Identifying exposures is necessary but not sufficient. The next step is closing them systematically — not by relying on a contract template or a training session, but through a protection framework designed in phases, implemented on the ground, and maintained over time.

The logic across the three phases: Phase One answers 'where are the gaps,' Phase Two answers 'how do we close them,' Phase Three answers 'are we staying protected as things change.' Skipping Phase One and moving directly to implementation is building a road without a blueprint.

3.3  What You Can Do Now

Immediate (within one month):

• Trade secret inventory: Document your core information assets — formation history, confidentiality status, access list. This is the evidentiary foundation for everything that follows.

  
  

• Contract audit: Review employment and supplier agreements — entering into dedicated confidentiality agreements where warranted — and add explicit obligations for departing employees to register, return, and delete confidential materials.

  
  

• Digital environment assessment: Remote access, personal cloud use, cross-border file transfers — these three scenarios are now named compliance requirements, and the hardest to reconstruct evidence for after a breach.

Near-term (three to six months):

• Information classification: Establish a tiered system — core secrets, internal sensitive, general internal — with differentiated access controls and transfer rules for each level.

  
  

• Supply chain agreements: Revise local supplier, contract manufacturer, and joint venture partner agreements to include specific, enforceable confidentiality terms and post-contract information handling obligations.

  
  

• Employee training: The Provisions expressly recognize 'imposing confidentiality requirements through internal rules, training, and written notice' as a statutory confidentiality measure — which means the training records themselves carry evidentiary value.

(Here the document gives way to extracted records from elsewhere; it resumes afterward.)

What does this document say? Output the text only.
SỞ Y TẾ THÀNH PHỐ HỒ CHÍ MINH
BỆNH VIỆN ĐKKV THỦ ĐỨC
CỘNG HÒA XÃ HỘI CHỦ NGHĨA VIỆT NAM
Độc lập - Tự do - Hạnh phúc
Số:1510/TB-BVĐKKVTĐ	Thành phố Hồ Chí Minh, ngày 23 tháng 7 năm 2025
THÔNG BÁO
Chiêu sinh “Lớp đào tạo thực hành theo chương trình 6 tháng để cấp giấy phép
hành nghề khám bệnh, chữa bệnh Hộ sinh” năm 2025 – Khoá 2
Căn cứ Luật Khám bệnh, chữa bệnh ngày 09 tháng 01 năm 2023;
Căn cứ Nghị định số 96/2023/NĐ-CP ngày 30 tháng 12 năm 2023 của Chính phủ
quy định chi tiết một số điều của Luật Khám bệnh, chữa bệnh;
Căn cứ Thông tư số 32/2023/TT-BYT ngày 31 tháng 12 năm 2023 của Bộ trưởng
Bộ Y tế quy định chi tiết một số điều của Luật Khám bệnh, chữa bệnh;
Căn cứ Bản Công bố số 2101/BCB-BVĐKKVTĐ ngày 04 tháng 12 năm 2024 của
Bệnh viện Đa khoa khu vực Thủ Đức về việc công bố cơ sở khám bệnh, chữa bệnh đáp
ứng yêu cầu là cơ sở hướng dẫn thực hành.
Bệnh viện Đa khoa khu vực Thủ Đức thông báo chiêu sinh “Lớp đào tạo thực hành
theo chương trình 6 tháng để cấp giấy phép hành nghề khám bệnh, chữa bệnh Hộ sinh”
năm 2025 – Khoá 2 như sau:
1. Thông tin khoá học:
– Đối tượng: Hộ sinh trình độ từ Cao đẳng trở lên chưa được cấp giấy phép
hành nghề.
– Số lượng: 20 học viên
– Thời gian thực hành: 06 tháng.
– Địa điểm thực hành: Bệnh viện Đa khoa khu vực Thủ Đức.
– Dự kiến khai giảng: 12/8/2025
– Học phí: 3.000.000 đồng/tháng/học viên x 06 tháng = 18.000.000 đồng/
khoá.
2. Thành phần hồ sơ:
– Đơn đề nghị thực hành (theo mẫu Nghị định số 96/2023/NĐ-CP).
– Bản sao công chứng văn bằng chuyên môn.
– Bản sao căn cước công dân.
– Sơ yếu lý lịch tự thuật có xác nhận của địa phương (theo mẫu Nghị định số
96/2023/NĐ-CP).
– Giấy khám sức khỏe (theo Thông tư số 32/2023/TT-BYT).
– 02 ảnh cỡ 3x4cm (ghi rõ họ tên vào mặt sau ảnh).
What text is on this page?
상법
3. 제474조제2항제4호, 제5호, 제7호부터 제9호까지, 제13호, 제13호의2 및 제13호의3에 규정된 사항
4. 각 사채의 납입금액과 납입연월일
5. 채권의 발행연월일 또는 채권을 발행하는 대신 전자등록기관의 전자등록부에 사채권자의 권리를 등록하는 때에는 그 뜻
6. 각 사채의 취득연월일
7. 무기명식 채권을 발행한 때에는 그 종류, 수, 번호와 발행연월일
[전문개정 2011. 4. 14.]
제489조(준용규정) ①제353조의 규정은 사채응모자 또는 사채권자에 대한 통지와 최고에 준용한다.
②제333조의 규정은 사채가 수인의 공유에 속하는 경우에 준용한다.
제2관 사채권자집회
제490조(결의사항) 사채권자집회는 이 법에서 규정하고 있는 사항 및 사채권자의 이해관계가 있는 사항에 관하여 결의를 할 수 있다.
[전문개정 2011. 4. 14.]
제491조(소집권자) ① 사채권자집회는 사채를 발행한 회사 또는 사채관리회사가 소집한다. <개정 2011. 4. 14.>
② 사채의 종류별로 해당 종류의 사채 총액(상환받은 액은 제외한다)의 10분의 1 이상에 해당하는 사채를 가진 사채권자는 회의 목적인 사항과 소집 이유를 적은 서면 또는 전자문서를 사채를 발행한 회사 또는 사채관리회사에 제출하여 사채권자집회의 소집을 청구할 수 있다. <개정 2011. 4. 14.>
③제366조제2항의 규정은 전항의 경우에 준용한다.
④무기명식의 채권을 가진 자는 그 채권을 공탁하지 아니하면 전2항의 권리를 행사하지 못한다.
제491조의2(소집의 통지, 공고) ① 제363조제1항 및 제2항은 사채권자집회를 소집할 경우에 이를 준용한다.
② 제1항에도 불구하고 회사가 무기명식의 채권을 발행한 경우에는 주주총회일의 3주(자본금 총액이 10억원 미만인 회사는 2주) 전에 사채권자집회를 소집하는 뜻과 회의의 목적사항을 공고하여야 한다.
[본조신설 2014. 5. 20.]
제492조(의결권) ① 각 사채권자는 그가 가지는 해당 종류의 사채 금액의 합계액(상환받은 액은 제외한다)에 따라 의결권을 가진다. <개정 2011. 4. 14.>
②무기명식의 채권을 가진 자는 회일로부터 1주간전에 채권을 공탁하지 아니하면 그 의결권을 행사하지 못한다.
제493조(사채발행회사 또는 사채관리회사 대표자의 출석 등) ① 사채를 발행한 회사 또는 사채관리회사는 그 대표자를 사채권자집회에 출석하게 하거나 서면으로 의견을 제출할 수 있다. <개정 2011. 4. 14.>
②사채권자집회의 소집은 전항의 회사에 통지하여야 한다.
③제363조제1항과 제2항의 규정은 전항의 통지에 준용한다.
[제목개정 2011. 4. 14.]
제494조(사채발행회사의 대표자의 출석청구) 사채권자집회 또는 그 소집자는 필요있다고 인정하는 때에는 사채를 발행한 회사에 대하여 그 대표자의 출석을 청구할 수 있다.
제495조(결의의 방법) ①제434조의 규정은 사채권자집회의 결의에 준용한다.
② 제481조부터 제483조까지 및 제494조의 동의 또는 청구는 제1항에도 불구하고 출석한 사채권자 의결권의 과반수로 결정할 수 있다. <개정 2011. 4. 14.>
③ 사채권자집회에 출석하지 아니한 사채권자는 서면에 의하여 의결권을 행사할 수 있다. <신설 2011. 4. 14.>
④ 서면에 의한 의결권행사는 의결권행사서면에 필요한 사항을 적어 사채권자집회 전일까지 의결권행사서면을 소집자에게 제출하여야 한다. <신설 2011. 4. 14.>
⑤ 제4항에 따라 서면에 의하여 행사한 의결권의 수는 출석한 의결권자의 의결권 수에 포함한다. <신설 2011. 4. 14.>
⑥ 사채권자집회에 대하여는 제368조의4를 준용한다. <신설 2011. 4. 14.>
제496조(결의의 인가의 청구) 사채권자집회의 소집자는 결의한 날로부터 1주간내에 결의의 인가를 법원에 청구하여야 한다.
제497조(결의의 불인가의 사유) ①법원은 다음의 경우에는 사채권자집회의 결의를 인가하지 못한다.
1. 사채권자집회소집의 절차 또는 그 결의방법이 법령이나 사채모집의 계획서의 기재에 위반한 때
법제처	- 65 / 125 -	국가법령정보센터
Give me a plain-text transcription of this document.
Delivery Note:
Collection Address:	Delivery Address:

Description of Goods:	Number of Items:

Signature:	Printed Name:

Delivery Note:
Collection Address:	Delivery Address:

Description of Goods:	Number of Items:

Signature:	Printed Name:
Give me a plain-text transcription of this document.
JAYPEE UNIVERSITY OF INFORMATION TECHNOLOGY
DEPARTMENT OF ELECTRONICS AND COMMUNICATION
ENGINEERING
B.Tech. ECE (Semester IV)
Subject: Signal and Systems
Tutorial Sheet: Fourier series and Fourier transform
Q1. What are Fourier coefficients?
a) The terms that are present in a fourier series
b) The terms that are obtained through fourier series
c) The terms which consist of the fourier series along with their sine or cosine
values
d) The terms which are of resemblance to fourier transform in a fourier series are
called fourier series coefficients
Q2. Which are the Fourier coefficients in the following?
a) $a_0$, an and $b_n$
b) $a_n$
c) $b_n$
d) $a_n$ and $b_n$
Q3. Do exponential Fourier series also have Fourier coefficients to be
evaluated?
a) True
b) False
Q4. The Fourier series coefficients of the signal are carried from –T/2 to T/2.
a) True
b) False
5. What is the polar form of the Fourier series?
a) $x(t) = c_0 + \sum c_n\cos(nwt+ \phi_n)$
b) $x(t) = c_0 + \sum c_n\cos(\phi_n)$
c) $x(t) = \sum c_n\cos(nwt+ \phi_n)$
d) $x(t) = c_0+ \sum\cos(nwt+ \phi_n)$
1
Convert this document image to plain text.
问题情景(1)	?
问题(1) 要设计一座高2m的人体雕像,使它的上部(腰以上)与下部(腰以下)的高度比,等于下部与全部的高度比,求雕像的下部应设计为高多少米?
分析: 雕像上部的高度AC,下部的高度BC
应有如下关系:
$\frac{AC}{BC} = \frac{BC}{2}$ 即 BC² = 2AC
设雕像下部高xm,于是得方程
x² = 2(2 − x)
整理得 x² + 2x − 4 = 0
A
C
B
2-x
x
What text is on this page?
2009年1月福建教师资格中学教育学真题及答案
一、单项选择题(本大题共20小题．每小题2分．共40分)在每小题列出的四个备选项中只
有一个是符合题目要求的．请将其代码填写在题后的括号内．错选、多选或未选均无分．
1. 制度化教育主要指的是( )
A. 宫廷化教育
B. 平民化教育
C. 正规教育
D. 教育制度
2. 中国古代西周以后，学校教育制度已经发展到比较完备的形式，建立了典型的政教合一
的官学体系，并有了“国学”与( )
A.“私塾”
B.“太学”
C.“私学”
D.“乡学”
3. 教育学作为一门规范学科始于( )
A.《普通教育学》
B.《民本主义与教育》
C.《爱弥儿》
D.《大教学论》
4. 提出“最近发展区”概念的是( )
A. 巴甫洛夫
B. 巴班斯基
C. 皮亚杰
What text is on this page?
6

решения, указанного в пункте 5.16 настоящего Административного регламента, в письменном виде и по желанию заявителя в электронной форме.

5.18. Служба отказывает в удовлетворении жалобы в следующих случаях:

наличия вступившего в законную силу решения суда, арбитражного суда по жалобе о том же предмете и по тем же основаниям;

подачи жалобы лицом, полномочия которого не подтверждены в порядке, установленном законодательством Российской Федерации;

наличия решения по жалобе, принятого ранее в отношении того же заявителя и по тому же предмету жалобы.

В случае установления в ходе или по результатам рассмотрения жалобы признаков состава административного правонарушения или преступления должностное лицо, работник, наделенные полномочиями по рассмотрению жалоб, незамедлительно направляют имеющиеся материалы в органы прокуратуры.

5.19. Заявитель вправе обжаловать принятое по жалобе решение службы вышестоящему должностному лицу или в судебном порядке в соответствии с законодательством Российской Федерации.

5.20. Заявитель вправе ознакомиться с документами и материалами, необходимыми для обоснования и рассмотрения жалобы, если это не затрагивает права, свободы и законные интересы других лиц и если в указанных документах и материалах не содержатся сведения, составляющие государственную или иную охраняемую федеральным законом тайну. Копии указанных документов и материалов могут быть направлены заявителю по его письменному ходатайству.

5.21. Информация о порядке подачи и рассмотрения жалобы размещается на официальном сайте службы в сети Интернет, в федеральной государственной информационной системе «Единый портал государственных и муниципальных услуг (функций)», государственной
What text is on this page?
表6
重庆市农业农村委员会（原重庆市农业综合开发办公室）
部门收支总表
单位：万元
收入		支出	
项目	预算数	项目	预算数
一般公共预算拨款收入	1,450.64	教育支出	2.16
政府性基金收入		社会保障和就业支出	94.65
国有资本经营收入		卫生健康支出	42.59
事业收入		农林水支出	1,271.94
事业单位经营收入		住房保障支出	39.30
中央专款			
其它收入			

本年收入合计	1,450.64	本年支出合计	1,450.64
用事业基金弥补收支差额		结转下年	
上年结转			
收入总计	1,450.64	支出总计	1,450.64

Training should clearly convey the scope of each employee's confidentiality obligations, the protocols for handling confidential information, and the duties that survive departure — with sign-in sheets and signed acknowledgments retained as proof that the company took reasonable confidentiality measures.

Longer-term (six to twelve months):

• Policy localization: Have China-qualified counsel review your global information security framework and identify gaps specific to Chinese legal requirements.

  
  

• Enforcement response plan: Develop coordinated administrative, civil, and criminal response playbooks before an incident occurs. The more specific the plan, the faster the response when infringement happens — and the smaller the loss.

Closing Thoughts

A fortress is most easily breached from within.

For companies, the external threat — a competitor trying to steal technology — is visible and familiar. The harder challenge is the internal vulnerability: the management gaps that have existed for years but were never confronted. That is the breach that brings the fortress down.

The entry into force of the Provisions is a significant milestone. But its value lies NOT in telling companies 'you are now protected' — it lies in having written the ignored exposures, one by one, into legal text.

Think of the engineer who transfers files to a personal account late at night, the senior engineer recruited away at double the salary, and the visitor who photographs the whiteboard in a meeting room.

These are not hypotheticals. They exist in cases that have already been decided — and in companies operating right now.

The question is not whether it will happen — but whether you will be ready when it does.